Angie Goeke: I feel as though Americana music seeks to reach into the deepest parts of our souls…to bring out the common feelings and emotions that we all feel as humans all while creating a musical soundscape of “home.” I feel as though the unique sounds and instrumentation of Americana music paint the scene of the song so that the lyrics can sit down on the porch rocking chair to tell the story and probably shed a tear. Connecting through our triumphs and failures is what makes us remember we are human. Musical expressions of time and place that intertwine listeners and transport them to the same moment are magical. That kind of storytelling is timeless.
Kendra: Okay, time for a side note – with this month being Easter…my favorite holiday only because the candy game is on point, I want to ask if you could have the perfect holiday basket filled with your favorite treat and an album that you cannot live without, what would be in your basket?
Angie Goeke: Oooooh, love me some candy. I’m a sucker for Jelly Belly jelly beans, especially at Easter, and those speckled malt ball eggs…the kind that come in the little boxed milk carton-shaped container. Balance that out with some gummy bears and dark chocolate, and I’d be a happy girl. The album I can’t live without is a more difficult answer. I’ll go with one classic — Ella Fitzgerald ‘The Best of the Song Books’ (1993 Compilation); and one more recent — The Civil Wars’ self-titled album from 2013.
Kendra: Lastly, with ‘If I Were Honest’ out April 29th, what’s next for you as spring continues to roll into summer?

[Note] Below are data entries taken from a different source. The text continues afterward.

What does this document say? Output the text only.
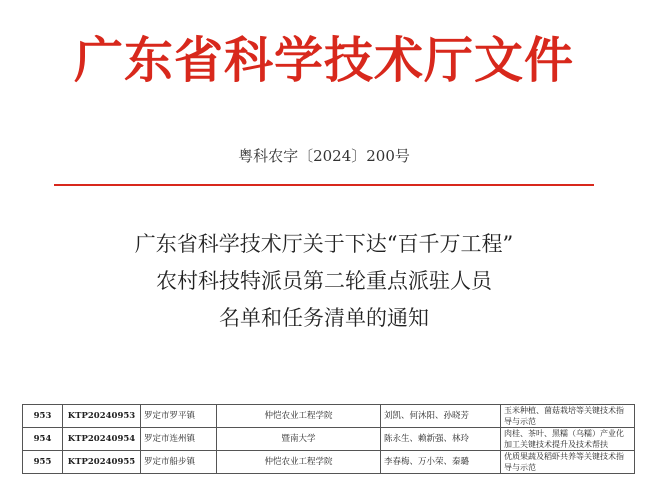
广东省科学技术厅文件
粤科农字〔2024〕200号
广东省科学技术厅关于下达“百千万工程”
农村科技特派员第二轮重点派驻人员
名单和任务清单的通知
953	KTP20240953	罗定市罗平镇	仲恺农业工程学院	刘凯、何沐阳、孙晓芳	玉米种植、菌菇栽培等关键技术指导与示范
954	KTP20240954	罗定市连州镇	暨南大学	陈永生、赖新强、林玲	肉桂、茶叶、黑糯（乌糯）产业化加工关键技术提升及技术帮扶
955	KTP20240955	罗定市船步镇	仲恺农业工程学院	李春梅、万小荣、秦璐	优质果蔬及稻虾共养等关键技术指导与示范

Angie Goeke: The spring will be busy with the middle school musical I am directing, as well as my oldest’s high school graduation. Once summer hits, I’m hoping to do a little touring through a few states and take my two daughters with me. I’ve got a few new songs to keep working on and hopefully will use some of those summer months to write more. I’d like to also work on some small producing projects so that I am on a trajectory to self-produce my next album!